Identification of lysosomal genes associated with prognosis in lung adenocarcinoma

Houqiang Li; Xinyu Sha; Wenmiao Wang; Zhanghao Huang; Peng Zhang; Lei Liu; Silin Wang; Youlang Zhou; Shuai He; Jiahai Shi

doi:10.21037/tlcr-23-14

Identification of lysosomal genes associated with prognosis in lung adenocarcinoma

Transl Lung Cancer Res. 2023 Jul 31;12(7):1477-1495. doi: 10.21037/tlcr-23-14. Epub 2023 Jul 18.

Authors

Houqiang Li^#^{1

2}, Xinyu Sha^#^{1

2}, Wenmiao Wang^{1

2}, Zhanghao Huang^{1

3}, Peng Zhang^{1

2}, Lei Liu^{1

2}, Silin Wang^{1

2}, Youlang Zhou⁴, Shuai He¹, Jiahai Shi^{1

2

5}

Affiliations

¹ Department of Thoracic Surgery, Nantong Key Laboratory of Translational Medicine in Cardiothoracic Diseases, Research Institution of Translational Medicine in Cardiothoracic Diseases in Affiliated Hospital of Nantong University, Nantong, China.
² Graduate School, Dalian Medical University, Dalian, China.
³ Medical College of Nantong University, Nantong, China.
⁴ Research Center of Clinical Medicine, Affiliated Hospital of Nantong University, Nantong, China.
⁵ School of Public Health, Nantong University, Nantong, China.

^# Contributed equally.

Abstract

Background: Lung adenocarcinoma (LUAD) is the most common subtype of lung cancer, representing 40% of all cases of this tumor. Despite immense improvements in understanding the molecular basis, diagnosis, and treatment of LUAD, its recurrence rate is still high.

Methods: RNA-seq data from The Cancer Genome Atlas (TCGA) LUAD cohort were download from Genomic Data Commons Portal. The GSE13213 dataset from Gene Expression Omnibus (GEO) was used for external validation. Differential prognostic lysosome-related genes (LRGs) were identified by overlapping survival-related genes obtained via univariate Cox regression analysis with differentially expressed genes (DEGs). The prognostic model was built using Kaplan-Meier curves and least absolute shrinkage and selection operator (LASSO) analyses. In addition, univariate and multivariate Cox analyses were employed to identify independent prognostic factors. The responses of patients to immune checkpoint inhibitors (ICIs) were further predicted. The pRRophetic package and rank-sum test were used to compute the half maximal inhibitory concentrations (IC₅₀) of 56 chemotherapeutic drugs and their differential effects in the low- and high-risk groups. Moreover, quantitative real-time polymerase chain reaction, Western blot, and human protein atlas (HPA) database were used to verify the expression of the four prognostic biomarkers in LUAD.

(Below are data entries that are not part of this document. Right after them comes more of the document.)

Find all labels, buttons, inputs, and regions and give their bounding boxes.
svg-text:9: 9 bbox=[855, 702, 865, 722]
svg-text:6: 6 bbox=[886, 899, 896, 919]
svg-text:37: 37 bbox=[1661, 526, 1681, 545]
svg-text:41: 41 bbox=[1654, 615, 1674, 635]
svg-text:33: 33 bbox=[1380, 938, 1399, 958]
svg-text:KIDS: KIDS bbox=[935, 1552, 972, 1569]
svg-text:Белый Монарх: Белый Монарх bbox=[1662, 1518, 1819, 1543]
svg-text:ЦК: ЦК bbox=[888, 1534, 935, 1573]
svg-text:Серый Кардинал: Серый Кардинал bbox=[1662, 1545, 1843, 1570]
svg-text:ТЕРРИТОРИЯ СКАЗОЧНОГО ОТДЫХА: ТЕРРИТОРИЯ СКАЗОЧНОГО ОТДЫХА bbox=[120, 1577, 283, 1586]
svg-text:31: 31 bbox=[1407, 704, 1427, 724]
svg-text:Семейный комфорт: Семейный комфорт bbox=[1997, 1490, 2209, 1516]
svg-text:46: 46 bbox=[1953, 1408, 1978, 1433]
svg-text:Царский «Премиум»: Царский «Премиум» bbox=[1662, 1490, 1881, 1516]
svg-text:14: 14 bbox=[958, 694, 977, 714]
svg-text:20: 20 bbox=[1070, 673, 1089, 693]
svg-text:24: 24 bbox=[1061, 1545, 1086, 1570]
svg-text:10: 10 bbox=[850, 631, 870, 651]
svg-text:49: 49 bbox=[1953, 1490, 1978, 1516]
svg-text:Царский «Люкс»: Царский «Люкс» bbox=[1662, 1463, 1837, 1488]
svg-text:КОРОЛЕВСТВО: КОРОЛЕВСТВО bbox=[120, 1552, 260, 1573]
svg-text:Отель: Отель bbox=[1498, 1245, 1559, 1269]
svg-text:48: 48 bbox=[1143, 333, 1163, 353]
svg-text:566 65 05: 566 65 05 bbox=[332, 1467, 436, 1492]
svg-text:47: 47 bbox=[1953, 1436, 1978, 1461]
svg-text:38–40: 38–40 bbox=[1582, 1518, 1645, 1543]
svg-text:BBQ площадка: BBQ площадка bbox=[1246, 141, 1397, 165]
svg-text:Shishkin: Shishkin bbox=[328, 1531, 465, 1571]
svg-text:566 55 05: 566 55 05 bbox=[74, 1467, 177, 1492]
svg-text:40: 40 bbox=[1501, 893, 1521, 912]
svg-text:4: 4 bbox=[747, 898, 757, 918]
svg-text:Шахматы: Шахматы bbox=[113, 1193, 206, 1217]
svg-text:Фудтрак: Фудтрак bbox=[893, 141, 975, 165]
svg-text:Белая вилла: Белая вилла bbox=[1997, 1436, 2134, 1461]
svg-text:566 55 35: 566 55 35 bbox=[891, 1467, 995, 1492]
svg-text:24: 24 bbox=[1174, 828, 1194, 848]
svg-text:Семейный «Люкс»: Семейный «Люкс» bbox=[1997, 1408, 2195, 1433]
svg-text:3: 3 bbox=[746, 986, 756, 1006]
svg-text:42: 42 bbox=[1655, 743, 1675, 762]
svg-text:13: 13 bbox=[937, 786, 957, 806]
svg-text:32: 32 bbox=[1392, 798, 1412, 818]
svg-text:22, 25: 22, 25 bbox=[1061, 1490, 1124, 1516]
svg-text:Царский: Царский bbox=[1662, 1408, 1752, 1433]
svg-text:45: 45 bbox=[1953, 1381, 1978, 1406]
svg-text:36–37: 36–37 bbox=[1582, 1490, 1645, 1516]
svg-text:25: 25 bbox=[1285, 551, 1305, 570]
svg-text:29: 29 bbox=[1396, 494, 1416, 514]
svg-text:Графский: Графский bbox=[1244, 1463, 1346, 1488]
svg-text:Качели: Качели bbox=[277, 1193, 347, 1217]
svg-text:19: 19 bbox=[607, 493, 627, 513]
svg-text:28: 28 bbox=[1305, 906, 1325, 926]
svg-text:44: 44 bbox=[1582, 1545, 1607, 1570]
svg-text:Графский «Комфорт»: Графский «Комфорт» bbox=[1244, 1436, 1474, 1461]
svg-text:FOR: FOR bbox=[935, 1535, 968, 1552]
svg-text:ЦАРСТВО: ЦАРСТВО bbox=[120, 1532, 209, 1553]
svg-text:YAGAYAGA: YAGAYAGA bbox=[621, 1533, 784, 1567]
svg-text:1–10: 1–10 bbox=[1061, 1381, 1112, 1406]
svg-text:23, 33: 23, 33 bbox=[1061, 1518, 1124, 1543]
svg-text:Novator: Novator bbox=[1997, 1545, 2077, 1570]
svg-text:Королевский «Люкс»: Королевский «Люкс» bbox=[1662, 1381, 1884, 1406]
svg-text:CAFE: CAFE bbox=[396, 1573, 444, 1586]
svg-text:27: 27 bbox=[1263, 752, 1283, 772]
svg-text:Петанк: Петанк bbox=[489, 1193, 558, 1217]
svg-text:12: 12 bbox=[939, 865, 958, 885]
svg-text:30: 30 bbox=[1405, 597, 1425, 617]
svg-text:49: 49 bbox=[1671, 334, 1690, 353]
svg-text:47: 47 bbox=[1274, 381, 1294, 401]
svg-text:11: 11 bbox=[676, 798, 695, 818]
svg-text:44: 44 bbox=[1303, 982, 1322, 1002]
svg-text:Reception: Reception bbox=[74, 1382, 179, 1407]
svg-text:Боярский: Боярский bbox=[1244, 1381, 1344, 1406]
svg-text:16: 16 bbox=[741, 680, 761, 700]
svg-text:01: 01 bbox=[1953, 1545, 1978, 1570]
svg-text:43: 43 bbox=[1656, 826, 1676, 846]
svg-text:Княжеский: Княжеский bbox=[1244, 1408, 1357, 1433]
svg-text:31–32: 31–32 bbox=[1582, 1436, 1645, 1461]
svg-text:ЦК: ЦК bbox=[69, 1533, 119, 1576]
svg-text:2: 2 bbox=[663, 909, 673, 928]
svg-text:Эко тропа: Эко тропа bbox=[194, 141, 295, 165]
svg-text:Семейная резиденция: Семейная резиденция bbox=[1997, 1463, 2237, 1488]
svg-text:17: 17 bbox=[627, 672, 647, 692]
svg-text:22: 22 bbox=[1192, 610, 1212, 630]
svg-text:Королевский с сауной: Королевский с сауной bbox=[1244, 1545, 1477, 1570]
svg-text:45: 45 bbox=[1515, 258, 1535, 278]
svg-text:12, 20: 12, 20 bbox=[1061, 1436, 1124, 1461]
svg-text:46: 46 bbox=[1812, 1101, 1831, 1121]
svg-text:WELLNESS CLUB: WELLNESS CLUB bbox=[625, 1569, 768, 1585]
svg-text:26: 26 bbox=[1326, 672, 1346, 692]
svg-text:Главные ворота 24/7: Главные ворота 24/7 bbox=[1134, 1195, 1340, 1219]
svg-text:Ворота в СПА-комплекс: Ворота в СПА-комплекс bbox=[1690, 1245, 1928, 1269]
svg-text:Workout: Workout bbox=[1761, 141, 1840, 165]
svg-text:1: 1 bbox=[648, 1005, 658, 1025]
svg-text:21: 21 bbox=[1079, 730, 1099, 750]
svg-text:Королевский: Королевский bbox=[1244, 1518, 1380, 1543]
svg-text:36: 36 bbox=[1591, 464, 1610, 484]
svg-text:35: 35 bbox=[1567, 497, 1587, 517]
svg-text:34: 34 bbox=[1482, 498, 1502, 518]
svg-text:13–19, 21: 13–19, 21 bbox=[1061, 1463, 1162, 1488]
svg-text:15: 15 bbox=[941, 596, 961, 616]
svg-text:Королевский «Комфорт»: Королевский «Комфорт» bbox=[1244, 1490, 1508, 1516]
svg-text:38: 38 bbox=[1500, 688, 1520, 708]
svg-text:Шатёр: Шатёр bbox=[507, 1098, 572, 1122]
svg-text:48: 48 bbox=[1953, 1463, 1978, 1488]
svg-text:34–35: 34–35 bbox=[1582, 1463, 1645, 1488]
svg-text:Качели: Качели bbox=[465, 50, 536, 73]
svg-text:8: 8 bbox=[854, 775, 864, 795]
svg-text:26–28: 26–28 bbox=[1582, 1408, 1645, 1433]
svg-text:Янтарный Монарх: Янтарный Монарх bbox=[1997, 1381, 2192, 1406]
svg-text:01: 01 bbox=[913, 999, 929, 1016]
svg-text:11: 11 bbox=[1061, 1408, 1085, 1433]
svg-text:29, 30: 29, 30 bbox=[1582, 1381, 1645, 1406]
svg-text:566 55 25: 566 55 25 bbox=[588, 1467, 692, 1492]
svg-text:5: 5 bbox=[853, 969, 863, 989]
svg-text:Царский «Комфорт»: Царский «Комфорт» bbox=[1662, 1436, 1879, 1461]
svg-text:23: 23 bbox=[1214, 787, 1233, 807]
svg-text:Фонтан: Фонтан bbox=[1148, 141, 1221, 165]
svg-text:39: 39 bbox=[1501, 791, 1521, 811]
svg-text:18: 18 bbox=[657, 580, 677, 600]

Results: Of the nine candidate differential prognostic LRGs, GATA2, TFAP2A, LMBRD1, and KRT8 were selected as prognostic biomarkers. The prediction of the risk model was validated to be reliable. Cox independent prognostic analysis revealed that risk score and stage were independent prognostic factors in LUAD. Furthermore, the nomogram and calibration curves of the independent prognostic factors performed well. Differential analysis of ICIs revealed CD276, ICOS, PDCD1LG2, CD27, TNFRSF18, TNFSF9, ENTPD1, and NT5E to be expressed differently in the low- and high-risk groups. The IC₅₀ values of 12 chemotherapeutic drugs, including epothilone.B, JNK.inhibitor.VIII, and AKT.inhibitor.VIII, significantly differed between the two risk groups. KRT8 and TFAP2A were highly expressed, while GATA2 and LMBRD1 were poorly expressed in LUAD cell lines. In addition, KRT8 and TFAP2A were highly expressed, while GATA2 and LMBRD1 were poorly expressed in tumor tissues.

Conclusions: Four key prognostic biomarkers-GATA2, TFAP2A, LMBRD1, and KRT8-were used to construct a significant prognostic model for LUAD patients.

Keywords: Lung adenocarcinoma (LUAD); chemotherapeutic drugs; immune infiltration; lysosome-related genes (LRGs); prognosis.